Mark Zaid, who represents government workers in free speech and national security cases, was responding to a Sunday report from The Washington Post that administration officials are prohibited from disclosing information both during their employment and “at all times thereafter.”
Each infraction would be subject to a $10 million fine, according to a draft agreement the Post obtained. The draft covered all “non public” communications, including conversations with the press and with any other government official. It even barred any revelations in works of fiction.
Zaid, a founding partner of the nonprofit law firm Whistleblower Aid, said the staffers can only lawfully be constrained from disclosing classified information when their employment is over.
This is an unconstitutional prohibition on 1st Amendment rights. My law firm offers to rep pro bono any signatory (or individual legitimately contemplating) of these NDAs. Former employees can only be lawfully prevented from disclosing classified info.@BradMossEsq @AndrewBakaj https://t.co/awdjHweJmF— Mark S. Zaid (@MarkSZaidEsq) March 19, 2018
Several free speech and civil rights experts besides Zaid said the agreement is unconstitutional, and therefore unenforceable.
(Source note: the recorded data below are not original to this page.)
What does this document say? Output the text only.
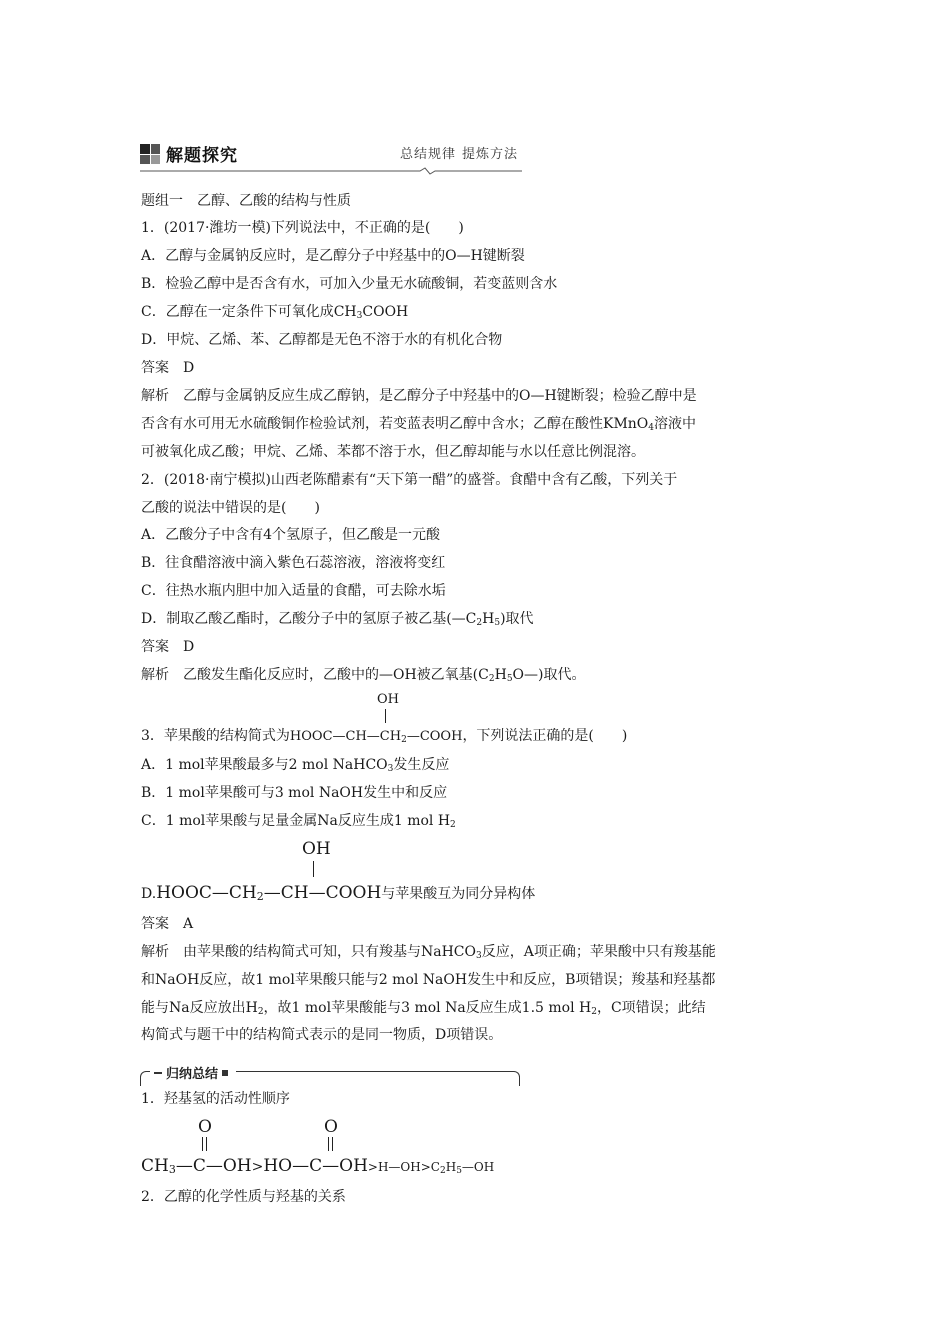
解题探究	总结规律 提炼方法
题组一　乙醇、乙酸的结构与性质
1．(2017·潍坊一模)下列说法中，不正确的是(　　)
A．乙醇与金属钠反应时，是乙醇分子中羟基中的O—H键断裂
B．检验乙醇中是否含有水，可加入少量无水硫酸铜，若变蓝则含水
C．乙醇在一定条件下可氧化成$CH_3COOH$
D．甲烷、乙烯、苯、乙醇都是无色不溶于水的有机化合物
答案　D
解析　乙醇与金属钠反应生成乙醇钠，是乙醇分子中羟基中的O—H键断裂；检验乙醇中是
否含有水可用无水硫酸铜作检验试剂，若变蓝表明乙醇中含水；乙醇在酸性KMnO$_4$溶液中
可被氧化成乙酸；甲烷、乙烯、苯都不溶于水，但乙醇却能与水以任意比例混溶。
2．(2018·南宁模拟)山西老陈醋素有“天下第一醋”的盛誉。食醋中含有乙酸，下列关于
乙酸的说法中错误的是(　　)
A．乙酸分子中含有4个氢原子，但乙酸是一元酸
B．往食醋溶液中滴入紫色石蕊溶液，溶液将变红
C．往热水瓶内胆中加入适量的食醋，可去除水垢
D．制取乙酸乙酯时，乙酸分子中的氢原子被乙基$(—C_2H_5)$取代
答案　D
解析　乙酸发生酯化反应时，乙酸中的—OH被乙氧基$(C_2H_5O—)$取代。
OH
3．苹果酸的结构简式为$HOOC—CH—CH_2—COOH$，下列说法正确的是(　　)
A．1 mol苹果酸最多与2 mol NaHCO$_3$发生反应
B．1 mol苹果酸可与3 mol NaOH发生中和反应
C．1 mol苹果酸与足量金属Na反应生成1 mol $H_2$
OH
D.HOOC—CH2—CH—COOH与苹果酸互为同分异构体
答案　A
解析　由苹果酸的结构简式可知，只有羧基与NaHCO$_3$反应，A项正确；苹果酸中只有羧基能
和NaOH反应，故1 mol苹果酸只能与2 mol NaOH发生中和反应，B项错误；羧基和羟基都
能与Na反应放出$H_2$，故1 mol苹果酸能与3 mol Na反应生成1.5 mol $H_2$，C项错误；此结
构简式与题干中的结构简式表示的是同一物质，D项错误。
归纳总结
1．羟基氢的活动性顺序
O	O
$CH3—C—OH>HO—C—OH>H—OH>C_2H_5—OH$
2．乙醇的化学性质与羟基的关系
“Public employees can’t be gagged by private agreements,” Ben Wizner of the American Civil Liberties Union said in a statement. “These so-called NDAs are unconstitutional and unenforceable.”
The agreements “strike me as clearly unconstitutional under the First Amendment,” University of Minnesota law professor Heidi Kitrosser told Reuters. University of Florida law professor Mark Fenster told the outlet that “public employees can’t be forced to sign away the right to speak.”
Experts also noted that White House staffers don’t technically work for Trump, but for the United States, which would be the only party that could enforce the NDAs — and that’s not likely to happen.
The highest-profile nondisclosure agreement currently linked to the president is the one between Trump lawyer Michael Cohen and Stormy Daniels, the adult film star whose real name is Stephanie Clifford. Daniels says she had a year-long affair with Trump, but Cohen has warned her that she could be sued for up to $20 million if she violates the nondisclosure pact she signed in 2016, reportedly in exchange for $130,000.
The White House has not denied the existence of nondisclosure agreements for senior administration staffers. However, it told Reuters on Monday that staffers “were never asked or required to sign NDAs with $10 million clauses.”
The Post speculated that senior staffers agreed to a lower amount before they signed. According to the Post, the staffers did all eventually sign the agreements, in part because many believed they could not be enforced.